A | B |C is not the same type as Either<A, Either<B, C>> because Either<A, Either<A, B>> cannot type check as Either<A, B>.

But even if you want to argue that you can represent things that way, it misses the point. The goal is to remove complexity from the type hierarchy of the program, not add to it.

> because Either<A, Either<A, B>> cannot type check as Either<A, B>

Why would you want the former to type check as the latter? Where do you see the complexity?

Because your code might not need to care about the position you insert your A or B (left/right for Either), you also might not care whether it's an (encoding as) Either<A,B> or SomeoneElsesEither<A,B> and you also don't want to have to deal with flattening nested Either's as in the example.

These types are also called "set-theoretic" types as A|B means exactly the set of all values that can be typed as A or typed as B - note that this also induces a whole subtyping rule by set inclusion and this is in contrast to sum types where a value typed Either<A,B> can never be typed A or B - to move between them you need to apply extractors/match/constructors/(not sure of standard type theory nomenclature).

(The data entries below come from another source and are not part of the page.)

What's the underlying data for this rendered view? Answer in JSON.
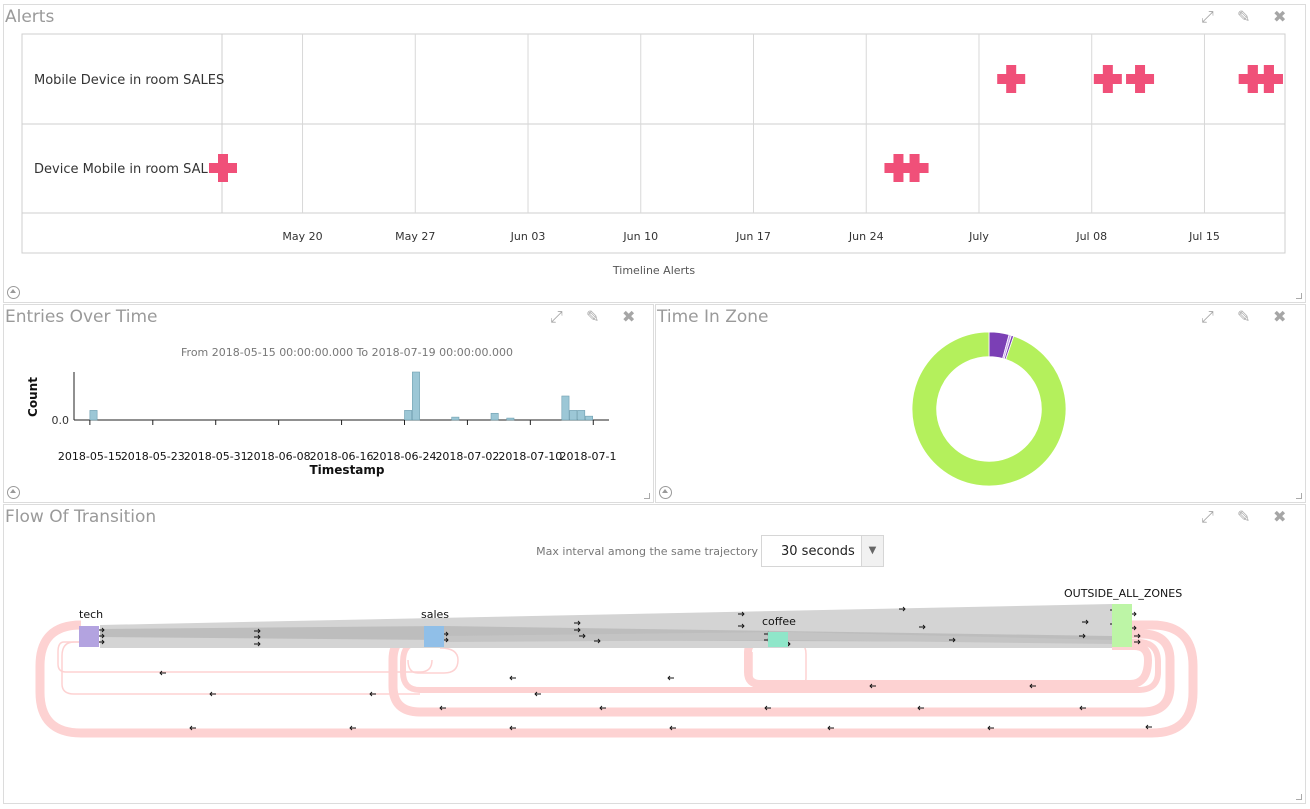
{
  "panels": {
    "alerts": {
      "title": "Alerts"
    },
    "entries": {
      "title": "Entries Over Time"
    },
    "zone": {
      "title": "Time In Zone"
    },
    "flow": {
      "title": "Flow Of Transition"
    }
  },
  "icons": {
    "maximize": "expand-icon",
    "edit": "pencil-icon",
    "close": "close-icon",
    "collapse": "collapse-up-icon",
    "resize": "resize-corner-icon"
  },
  "colors": {
    "alert_marker": "#f05079",
    "histogram_bar": "#9cc7d6",
    "donut_major": "#b4f05c",
    "donut_minor": "#7b3fb5",
    "loop": "#fdd2d2",
    "band": "#d2d2d2"
  },
  "chart_data": [
    {
      "type": "timeline",
      "xlabel": "Timeline Alerts",
      "x_ticks": [
        "May 20",
        "May 27",
        "Jun 03",
        "Jun 10",
        "Jun 17",
        "Jun 24",
        "July",
        "Jul 08",
        "Jul 15"
      ],
      "x_range": [
        "2018-05-15",
        "2018-07-20"
      ],
      "rows": [
        {
          "label": "Mobile Device in room SALES",
          "events": [
            "2018-07-03",
            "2018-07-09",
            "2018-07-11",
            "2018-07-18",
            "2018-07-18",
            "2018-07-19",
            "2018-07-19"
          ]
        },
        {
          "label": "Device Mobile in room SALES",
          "events": [
            "2018-05-15",
            "2018-06-26",
            "2018-06-27"
          ]
        }
      ]
    },
    {
      "type": "bar",
      "subtitle": "From 2018-05-15 00:00:00.000 To 2018-07-19 00:00:00.000",
      "xlabel": "Timestamp",
      "ylabel": "Count",
      "y_tick": "0.0",
      "x_ticks": [
        "2018-05-15",
        "2018-05-23",
        "2018-05-31",
        "2018-06-08",
        "2018-06-16",
        "2018-06-24",
        "2018-07-02",
        "2018-07-10",
        "2018-07-1"
      ],
      "x_range": [
        "2018-05-14",
        "2018-07-20"
      ],
      "bars": [
        {
          "date": "2018-05-15",
          "value": 1
        },
        {
          "date": "2018-06-24",
          "value": 1
        },
        {
          "date": "2018-06-25",
          "value": 5
        },
        {
          "date": "2018-06-30",
          "value": 0.3
        },
        {
          "date": "2018-07-05",
          "value": 0.7
        },
        {
          "date": "2018-07-07",
          "value": 0.2
        },
        {
          "date": "2018-07-14",
          "value": 2.5
        },
        {
          "date": "2018-07-15",
          "value": 1
        },
        {
          "date": "2018-07-16",
          "value": 1
        },
        {
          "date": "2018-07-17",
          "value": 0.4
        }
      ]
    },
    {
      "type": "pie",
      "hole": 0.68,
      "slices": [
        {
          "value": 4.2,
          "color": "#7b3fb5"
        },
        {
          "value": 0.5,
          "color": "#c9a6ee"
        },
        {
          "value": 0.5,
          "color": "#7b3fb5"
        },
        {
          "value": 94.8,
          "color": "#b4f05c"
        }
      ]
    }
  ],
  "flow": {
    "control_label": "Max interval among the same trajectory",
    "interval_value": "30 seconds",
    "nodes": [
      {
        "name": "tech",
        "color": "#b3a3e0"
      },
      {
        "name": "sales",
        "color": "#90bfe8"
      },
      {
        "name": "coffee",
        "color": "#8fe6c9"
      },
      {
        "name": "OUTSIDE_ALL_ZONES",
        "color": "#bdf5a6"
      }
    ]
  }
}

Implementation of these union types might still need additional tags and construction/matching/extraction underneath, but from a programming perspective there's less complexity as compared to involving an additional named type Either (or EitherOf3 and EitherOf4 and ...) and manually implementing set-theoretic laws.

Consider this code:

    fn foo () -> A | B | C {
        if condition {
            bar();
        } else {
            baz();
        }
    }

    fn bar() -> A | B {
        ...
    }

    fn baz() -> B | C {
        ...
    }

vs

    fn foo () -> Either<A, Either<B, C> {
        if condition {
            match bar() {
                Either::Left(a) => Either::Left(a),
                Either::Right(b) => Either::Right(Either::Left(b)),
            }
        } else {
            match baz() {
                Either::Left(b) => Either::Right(Either::Left(b),
                Either::Right(c) => Either::Right(Either::Right(b)),
            }
        }
    }

    fn bar() -> Either<A, B> {
        ...
    }

    fn baz() -> Either<B, C> {
        ...
    }
The latter code composes poorly and requires an extra branch at runtime. It is fundamentally more complex to dispatch on nested discriminated unions instead of flat non-discriminated unions both for the programmer to write, read, and for the runtime to execute.

The compiler can also optimize the representation of the anonymous enum based on the context in which its created, whereas its more difficult to do that in the discriminated case.

This isn't a controversial opinion, there are mountains of Typescript written in this style.